Zamówiłam przez jeden ze sklepów internetowych w regularnej cenie 52 zł plus przesyłka, czyli wyszło 60 zł.
Za jeden pędzel to niemała sumka. Głównie skusiłam się z polecenia blogerek/youtuberek.
Nie przeczę, że pędzle są dobrej jakości. Samo wykonanie jest na tip top, prócz jakości włosia.
Moja niska ocena wynika głównie z tego, że włosie mnie trochę kłuje, podrażnia. Dzieję się to w momencie, kiedy podkład chcę wklepać, "wstemplować" w skórę, w przypadku rozcierania tego nie odczuwam. Mam jednak cerę trądzikową i wiele do ukrycia więc w takim wypadku, wiadomo, że zależy mi na mocnym kryciu, które właśnie można uzyskać metodą stemplowania podkładu, a w przypadku tego pędzla zadanie to jest dla mnie nieprzyjemne.

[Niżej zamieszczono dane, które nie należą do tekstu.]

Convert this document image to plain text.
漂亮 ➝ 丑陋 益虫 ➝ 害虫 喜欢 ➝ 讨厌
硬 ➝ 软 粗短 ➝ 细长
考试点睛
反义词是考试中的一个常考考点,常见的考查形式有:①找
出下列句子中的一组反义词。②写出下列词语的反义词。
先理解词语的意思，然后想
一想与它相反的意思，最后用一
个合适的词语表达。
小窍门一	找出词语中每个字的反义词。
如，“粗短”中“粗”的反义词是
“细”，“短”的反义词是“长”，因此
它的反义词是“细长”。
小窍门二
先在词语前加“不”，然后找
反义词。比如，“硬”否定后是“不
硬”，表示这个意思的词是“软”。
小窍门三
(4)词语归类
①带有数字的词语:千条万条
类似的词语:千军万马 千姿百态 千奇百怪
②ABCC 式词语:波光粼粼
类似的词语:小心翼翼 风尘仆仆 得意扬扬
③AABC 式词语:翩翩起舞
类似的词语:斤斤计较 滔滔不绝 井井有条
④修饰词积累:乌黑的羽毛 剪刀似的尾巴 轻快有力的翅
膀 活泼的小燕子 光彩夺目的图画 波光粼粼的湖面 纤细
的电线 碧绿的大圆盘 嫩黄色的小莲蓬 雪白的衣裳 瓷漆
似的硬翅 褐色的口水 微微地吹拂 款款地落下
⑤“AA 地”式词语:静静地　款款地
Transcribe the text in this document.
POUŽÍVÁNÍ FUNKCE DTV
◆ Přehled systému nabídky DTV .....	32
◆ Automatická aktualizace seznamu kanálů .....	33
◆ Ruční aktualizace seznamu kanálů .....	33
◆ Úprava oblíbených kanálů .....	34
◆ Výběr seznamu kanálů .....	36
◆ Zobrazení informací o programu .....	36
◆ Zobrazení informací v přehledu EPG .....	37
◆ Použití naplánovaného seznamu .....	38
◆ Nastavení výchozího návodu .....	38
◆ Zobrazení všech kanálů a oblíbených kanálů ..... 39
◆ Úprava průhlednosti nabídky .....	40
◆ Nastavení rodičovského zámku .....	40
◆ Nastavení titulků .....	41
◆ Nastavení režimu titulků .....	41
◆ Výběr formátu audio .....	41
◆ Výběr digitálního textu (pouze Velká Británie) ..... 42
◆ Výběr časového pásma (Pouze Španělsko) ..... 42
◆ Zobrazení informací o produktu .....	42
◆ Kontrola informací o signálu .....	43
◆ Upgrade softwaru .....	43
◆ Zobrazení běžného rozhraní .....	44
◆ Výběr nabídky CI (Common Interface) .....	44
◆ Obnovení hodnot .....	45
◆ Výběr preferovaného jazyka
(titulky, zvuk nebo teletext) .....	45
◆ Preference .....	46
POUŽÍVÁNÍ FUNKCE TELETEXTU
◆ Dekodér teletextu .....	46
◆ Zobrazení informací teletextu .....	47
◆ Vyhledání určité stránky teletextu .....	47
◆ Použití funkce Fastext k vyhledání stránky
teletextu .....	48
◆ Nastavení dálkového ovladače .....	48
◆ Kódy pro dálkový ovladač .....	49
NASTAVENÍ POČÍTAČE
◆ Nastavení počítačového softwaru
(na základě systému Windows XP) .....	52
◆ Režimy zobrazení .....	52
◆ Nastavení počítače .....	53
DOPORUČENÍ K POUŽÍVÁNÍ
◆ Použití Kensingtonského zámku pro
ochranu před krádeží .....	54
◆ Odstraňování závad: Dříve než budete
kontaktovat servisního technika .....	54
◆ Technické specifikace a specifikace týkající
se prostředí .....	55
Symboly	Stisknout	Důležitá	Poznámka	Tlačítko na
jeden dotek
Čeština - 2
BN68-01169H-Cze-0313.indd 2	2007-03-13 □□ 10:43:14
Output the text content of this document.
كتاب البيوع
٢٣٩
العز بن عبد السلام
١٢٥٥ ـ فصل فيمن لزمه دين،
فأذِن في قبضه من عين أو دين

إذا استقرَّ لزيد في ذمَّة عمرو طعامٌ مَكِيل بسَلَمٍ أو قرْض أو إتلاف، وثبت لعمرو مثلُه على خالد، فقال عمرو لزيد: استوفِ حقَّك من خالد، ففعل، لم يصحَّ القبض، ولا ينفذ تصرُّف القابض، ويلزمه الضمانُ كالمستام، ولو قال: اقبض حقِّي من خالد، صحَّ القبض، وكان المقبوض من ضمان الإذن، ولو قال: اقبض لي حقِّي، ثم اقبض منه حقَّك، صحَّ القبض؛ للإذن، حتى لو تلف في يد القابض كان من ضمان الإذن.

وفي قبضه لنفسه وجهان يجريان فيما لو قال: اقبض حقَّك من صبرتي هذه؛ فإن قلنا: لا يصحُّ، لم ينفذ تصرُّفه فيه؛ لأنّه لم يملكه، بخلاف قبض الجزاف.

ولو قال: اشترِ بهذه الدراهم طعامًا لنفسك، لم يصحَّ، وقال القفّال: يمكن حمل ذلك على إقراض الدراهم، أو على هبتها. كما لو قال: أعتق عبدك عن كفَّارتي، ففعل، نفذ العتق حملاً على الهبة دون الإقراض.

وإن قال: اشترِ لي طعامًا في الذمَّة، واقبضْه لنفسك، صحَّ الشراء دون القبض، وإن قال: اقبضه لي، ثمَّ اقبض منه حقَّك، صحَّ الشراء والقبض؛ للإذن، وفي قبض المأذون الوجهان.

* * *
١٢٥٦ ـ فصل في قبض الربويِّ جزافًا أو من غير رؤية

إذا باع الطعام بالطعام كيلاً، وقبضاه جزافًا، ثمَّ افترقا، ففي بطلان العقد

Pędzel zaliczył już kąpiele, a wcześniej o ile dobrze pamiętam, to jako nówka sztuka nie czułam takiego kłucia jak teraz, być może zmienię szampon, którym go myję i będzie ok, ale przy włosiu sztucznym uważam, że nie powinno być takich cyrków z wybieraniem jak najlepszego szamponu. Nie zdziwiłabym się, gdyby tak się działo w przypadku mycia go płynem do mycia naczyń, ale po zwykłym szamponie? W każdym razie dla mnie różnica jest znacząca - do podkładu mam jeszcze inny pędzel, flat top z Sunshade Minerals, też wielokrotnie prany, i on jest mega mięciutki w porównaniu do Zoevy.
Jeszcze muszę zaznaczyć, że wcześniej też mnie kłuł nawet przed praniem, ale w okolicach oczu, gdyż testowałam go jako pędzel do rozcierania korektora. Chciałam sprawdzić, w ilu funkcjach mi się on sprawdzi i niestety w niewielu - typowo przeznaczony do podkładu, ewentualnie wklepania precyzyjnie pudru, ale też nie w okolice oczu jak dla mnie, właśnie z powodu lekkiego kłucia.
Może jestem super wrażliwcem, ale nie ja jedna, więc wolę ostrzec. Za tą cenę to lekka kpina, żeby pędzel w jakikolwiek, nawet najdelikatniejszy sposób, podrażniał.
Poza tym, nie widać tego na zdjęciach aż tak, ale pędzel jest malutki, wydaje mi się, że rozmiarowo podobny do H50s z Hakuro, tylko nieco inny kształt.
Plus za bardzo zbite, gęste włosie - pędzel nie wchłania tyle podkładu.
Bardzo ładny i dobrze wykonany.
Niestety duży minus za cenę, żałuję, żę tyle wydałam, mogłam mieć dwa pędzle Hakuro w tej cenie licząc jeszcze przesyłkę. Nie wiem czy jeszcze skuszę się na jakieś pędzle z tej firmy, bo są one mega drogie jak dla mnie, a jeśli kłuje mnie ich sztuczne włosie, to już się boję co będzie z tymi z włosia kozy. Mocno przereklamowane, wykonanie może i super i jeśli kogoś stać, i nie odczuwa dyskomfortu przy używaniu, to nie będzie żałował, ale trudno to na odległość przewidzieć.